Schweizer Halbfinale fixiert

Und in Melbourne? Hier richten sich die Blicke auf das Schweizer Duell, auf Federer, den Rückkehrer, dessen Alter nicht im geringsten vor Klasse und Erfolgen schützt. Als betagtester Profi seit dem Amerikaner Arthur Ashe 1978 geht der unverwüstliche Grand-Slam-Rekordchampion (17 Titel) nun in der Nachtshow des Donnerstags ins Rennen gegen Wawrinka - also jenen Mann, der in den letzten Jahren sportlich zwar aus Federers Schatten trat, mit jeweils einem Grand Slam-Erfolg in den Spielzeiten 2014, 2015 und 2016.

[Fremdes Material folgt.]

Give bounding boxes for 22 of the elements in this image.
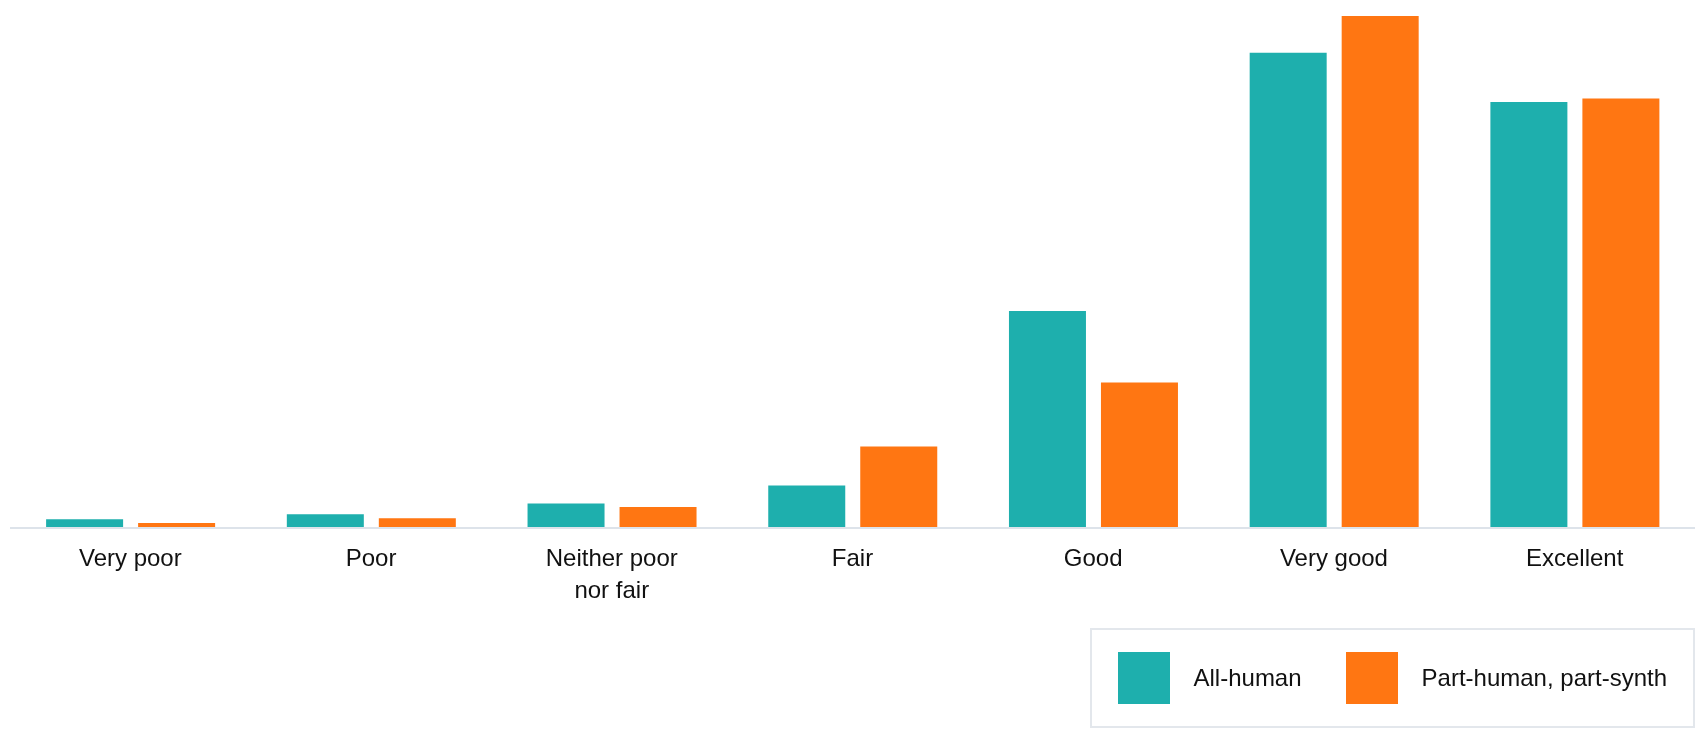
x-tick-label: Neither poor nor fair — [545, 544, 678, 603]
bar — [1582, 98, 1660, 528]
bar — [1490, 102, 1568, 528]
bar — [1100, 382, 1178, 528]
bar — [378, 518, 456, 528]
x-tick-label: Poor — [345, 544, 397, 571]
x-tick-label: Good — [1063, 544, 1123, 571]
x-tick-label: Fair — [831, 544, 874, 571]
bar — [619, 507, 697, 528]
x-tick-label: Very poor — [78, 544, 182, 571]
bar — [1008, 310, 1086, 528]
bar — [768, 485, 846, 528]
legend-label: All-human — [1192, 663, 1302, 693]
x-tick-label: Excellent — [1525, 544, 1624, 571]
bar — [860, 446, 938, 528]
x-tick-label: Very good — [1279, 544, 1388, 571]
bar — [527, 503, 605, 528]
legend-label: Part-human, part-synth — [1420, 663, 1667, 693]
bar — [46, 519, 124, 528]
bar — [286, 514, 364, 528]
bar — [1249, 52, 1327, 528]
bar — [1341, 16, 1419, 528]
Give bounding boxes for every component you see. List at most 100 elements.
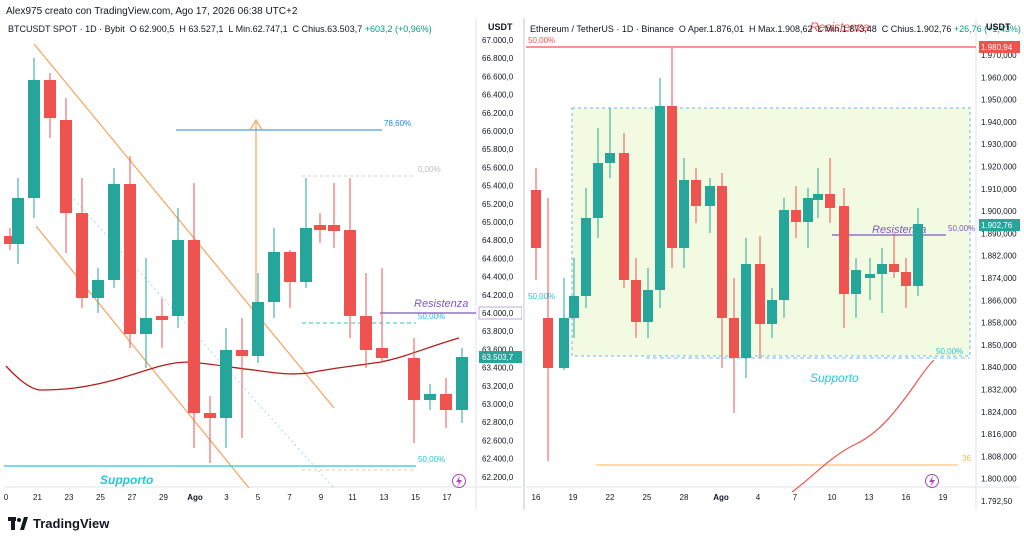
candle-body[interactable]	[791, 210, 801, 222]
candle-body[interactable]	[851, 270, 861, 294]
candle-body[interactable]	[543, 318, 553, 368]
target-arrow-head	[249, 118, 263, 131]
candle-body[interactable]	[60, 120, 72, 213]
candle-body[interactable]	[755, 264, 765, 324]
candle-body[interactable]	[581, 218, 591, 296]
eth-price-axis[interactable]: 1.970,000 1.960,000 1.950,000 1.940,000 1.93…	[981, 51, 1017, 506]
candle-body[interactable]	[360, 316, 372, 350]
candle-body[interactable]	[691, 180, 701, 206]
btc-chart-canvas[interactable]: 78,60% 0,00% 50,00% 50,00% Supporto Resi…	[4, 18, 522, 510]
btc-candles[interactable]	[4, 58, 468, 463]
candle-body[interactable]	[28, 80, 40, 198]
time-tick-label: 25	[96, 493, 105, 502]
candle-body[interactable]	[92, 280, 104, 298]
price-tick-label: 1.840,000	[981, 363, 1017, 372]
price-tick-label: 62.800,0	[482, 418, 514, 427]
lightning-icon[interactable]	[452, 474, 466, 488]
candle-body[interactable]	[156, 316, 168, 320]
last-price-tag	[479, 351, 522, 363]
candle-body[interactable]	[631, 280, 641, 322]
eth-chart-canvas[interactable]: 50,00% Resistenza Resistenza 50,00% 50,0…	[526, 18, 1020, 510]
btc-chart-panel[interactable]: 78,60% 0,00% 50,00% 50,00% Supporto Resi…	[4, 18, 522, 510]
candle-body[interactable]	[889, 264, 899, 272]
candle-body[interactable]	[4, 236, 16, 244]
resistance-price-tag	[478, 306, 522, 320]
eth-open: Aper.1.876,01	[687, 24, 744, 34]
candle-body[interactable]	[328, 225, 340, 231]
candle-body[interactable]	[531, 190, 541, 248]
candle-body[interactable]	[901, 272, 911, 286]
candle-body[interactable]	[667, 106, 677, 248]
candle-body[interactable]	[803, 198, 813, 222]
panel-separator[interactable]	[523, 18, 525, 510]
moving-average-line[interactable]	[5, 337, 460, 391]
candle-body[interactable]	[813, 194, 823, 200]
channel-upper-line[interactable]	[33, 43, 335, 409]
candle-body[interactable]	[655, 106, 665, 290]
candle-body[interactable]	[344, 230, 356, 316]
candle-body[interactable]	[252, 302, 264, 356]
eth-time-axis[interactable]: 16 19 22 25 28 Ago 4 7 10 13 16 19	[532, 493, 948, 502]
btc-price-axis[interactable]: 67.000,0 66.800,0 66.600,0 66.400,0 66.200,0…	[482, 36, 514, 482]
candle-body[interactable]	[717, 186, 727, 318]
price-tick-label: 1.866,000	[981, 296, 1017, 305]
candle-body[interactable]	[913, 224, 923, 286]
candle-body[interactable]	[140, 318, 152, 334]
candle-body[interactable]	[236, 350, 248, 356]
eth-chart-panel[interactable]: 50,00% Resistenza Resistenza 50,00% 50,0…	[526, 18, 1021, 510]
candle-body[interactable]	[268, 252, 280, 302]
time-tick-label: 19	[939, 493, 948, 502]
candle-body[interactable]	[220, 350, 232, 418]
rising-ma-line[interactable]	[791, 359, 935, 493]
candle-body[interactable]	[172, 240, 184, 316]
btc-symbol[interactable]: BTCUSDT SPOT · 1D · Bybit	[8, 24, 125, 34]
price-tick-label: 1.960,000	[981, 73, 1017, 82]
eth-symbol[interactable]: Ethereum / TetherUS · 1D · Binance	[530, 24, 674, 34]
btc-low: Min.62.747,1	[235, 24, 288, 34]
candle-body[interactable]	[44, 80, 56, 118]
candle-body[interactable]	[314, 225, 326, 230]
eth-candles[interactable]	[531, 48, 923, 461]
candle-body[interactable]	[839, 206, 849, 294]
candle-body[interactable]	[619, 153, 629, 280]
candle-body[interactable]	[705, 186, 715, 206]
candle-body[interactable]	[877, 264, 887, 274]
candle-body[interactable]	[643, 290, 653, 322]
price-tick-label: 1.792,50	[981, 497, 1013, 506]
candle-body[interactable]	[408, 358, 420, 400]
candle-body[interactable]	[108, 184, 120, 280]
price-tick-label: 66.400,0	[482, 91, 514, 100]
candle-body[interactable]	[376, 348, 388, 358]
candle-body[interactable]	[729, 318, 739, 358]
candle-body[interactable]	[456, 357, 468, 410]
candle-body[interactable]	[679, 180, 689, 248]
price-tick-label: 62.400,0	[482, 455, 514, 464]
candle-body[interactable]	[300, 228, 312, 282]
candle-body[interactable]	[204, 413, 216, 418]
candle-body[interactable]	[424, 394, 436, 400]
price-tick-label: 1.900,000	[981, 207, 1017, 216]
candle-body[interactable]	[779, 210, 789, 300]
price-tick-label: 1.832,000	[981, 386, 1017, 395]
tradingview-logo[interactable]: TradingView	[8, 516, 109, 531]
channel-lower-line[interactable]	[35, 225, 250, 489]
candle-body[interactable]	[605, 153, 615, 163]
candle-body[interactable]	[440, 394, 452, 410]
candle-body[interactable]	[741, 264, 751, 358]
candle-body[interactable]	[12, 198, 24, 244]
candle-body[interactable]	[569, 296, 579, 318]
candle-body[interactable]	[284, 252, 296, 282]
fib-50-right-label: 50,00%	[948, 224, 975, 233]
support-fib-label: 50,00%	[418, 455, 445, 464]
candle-body[interactable]	[825, 194, 835, 208]
candle-body[interactable]	[559, 318, 569, 368]
lightning-icon[interactable]	[925, 474, 939, 488]
candle-body[interactable]	[124, 184, 136, 334]
candle-body[interactable]	[865, 274, 875, 278]
btc-open-label: O	[129, 24, 137, 34]
candle-body[interactable]	[593, 163, 603, 218]
candle-body[interactable]	[767, 300, 777, 324]
btc-time-axis[interactable]: 0 21 23 25 27 29 Ago 3 5 7 9 11 13 15 17	[4, 493, 452, 502]
candle-body[interactable]	[188, 240, 200, 413]
candle-body[interactable]	[76, 213, 88, 298]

Der aber gleichwohl nicht heranragen kann (und will) an die Popularität und die charismatische Erscheinung des Älteren, der immer auch ein Idol für ihn geblieben ist. "Ich weiß, wie man Roger schlagen kann", sagte Wawrinka nach seinem selbstbewussten Viertelfinal-Auftritt, "aber ihn dann auch wirklich zu schlagen, ist immer noch eine ganz andere Sache."

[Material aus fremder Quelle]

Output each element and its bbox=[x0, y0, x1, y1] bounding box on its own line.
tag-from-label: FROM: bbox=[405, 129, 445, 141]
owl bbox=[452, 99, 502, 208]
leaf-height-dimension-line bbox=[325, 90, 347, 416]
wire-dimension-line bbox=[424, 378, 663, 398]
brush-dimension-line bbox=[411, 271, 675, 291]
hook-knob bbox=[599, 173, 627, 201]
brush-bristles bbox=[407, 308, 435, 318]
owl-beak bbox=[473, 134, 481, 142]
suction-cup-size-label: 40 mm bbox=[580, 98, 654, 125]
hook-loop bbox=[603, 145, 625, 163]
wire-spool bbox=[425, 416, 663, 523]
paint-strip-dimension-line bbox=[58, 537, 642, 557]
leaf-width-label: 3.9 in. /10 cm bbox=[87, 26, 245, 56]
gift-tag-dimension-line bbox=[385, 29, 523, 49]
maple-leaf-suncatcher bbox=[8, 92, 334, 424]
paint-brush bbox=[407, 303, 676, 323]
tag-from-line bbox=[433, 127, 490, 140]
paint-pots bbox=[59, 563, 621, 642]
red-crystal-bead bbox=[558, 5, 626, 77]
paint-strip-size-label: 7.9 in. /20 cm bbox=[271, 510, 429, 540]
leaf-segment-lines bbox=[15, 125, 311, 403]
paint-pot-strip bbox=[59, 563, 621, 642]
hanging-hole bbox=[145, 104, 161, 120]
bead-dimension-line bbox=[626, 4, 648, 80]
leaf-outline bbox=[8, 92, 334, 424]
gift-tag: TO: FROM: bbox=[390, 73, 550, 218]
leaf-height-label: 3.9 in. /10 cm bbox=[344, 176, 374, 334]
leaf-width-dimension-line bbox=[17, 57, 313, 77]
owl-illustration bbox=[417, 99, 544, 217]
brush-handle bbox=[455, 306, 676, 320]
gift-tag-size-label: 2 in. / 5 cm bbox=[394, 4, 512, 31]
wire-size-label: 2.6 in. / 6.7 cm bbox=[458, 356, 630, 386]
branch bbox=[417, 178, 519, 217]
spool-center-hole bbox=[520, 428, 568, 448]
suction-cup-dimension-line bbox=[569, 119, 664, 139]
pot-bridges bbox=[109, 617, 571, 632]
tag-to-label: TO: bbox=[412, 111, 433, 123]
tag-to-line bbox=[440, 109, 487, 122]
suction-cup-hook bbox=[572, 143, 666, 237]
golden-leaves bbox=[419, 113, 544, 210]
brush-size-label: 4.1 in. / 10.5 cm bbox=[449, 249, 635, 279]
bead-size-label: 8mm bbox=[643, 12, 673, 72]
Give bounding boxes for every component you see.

Wawrinka, der härteste Draufschläger des Tennis. Gegen Federer, den Meister der Flexibilität, Finten und Finessen. Es verspricht ein Klassiker zu werden, diese Night-Show am zehnten Turnierabend von Melbourne, das 22. Persönliche Duell (18:3 Federer). Wer kann sein Spiel durchsetzen, wer behält die Nerven? Diese Antwort wird erst auf dem Platz der Rod-Laver-Arena geliefert, in einem Australian-Open-Traummatch, an das vorher niemand geglaubt hatte. Auch nicht Federer: "Ich habe mich längst übertroffen hier", sagt er.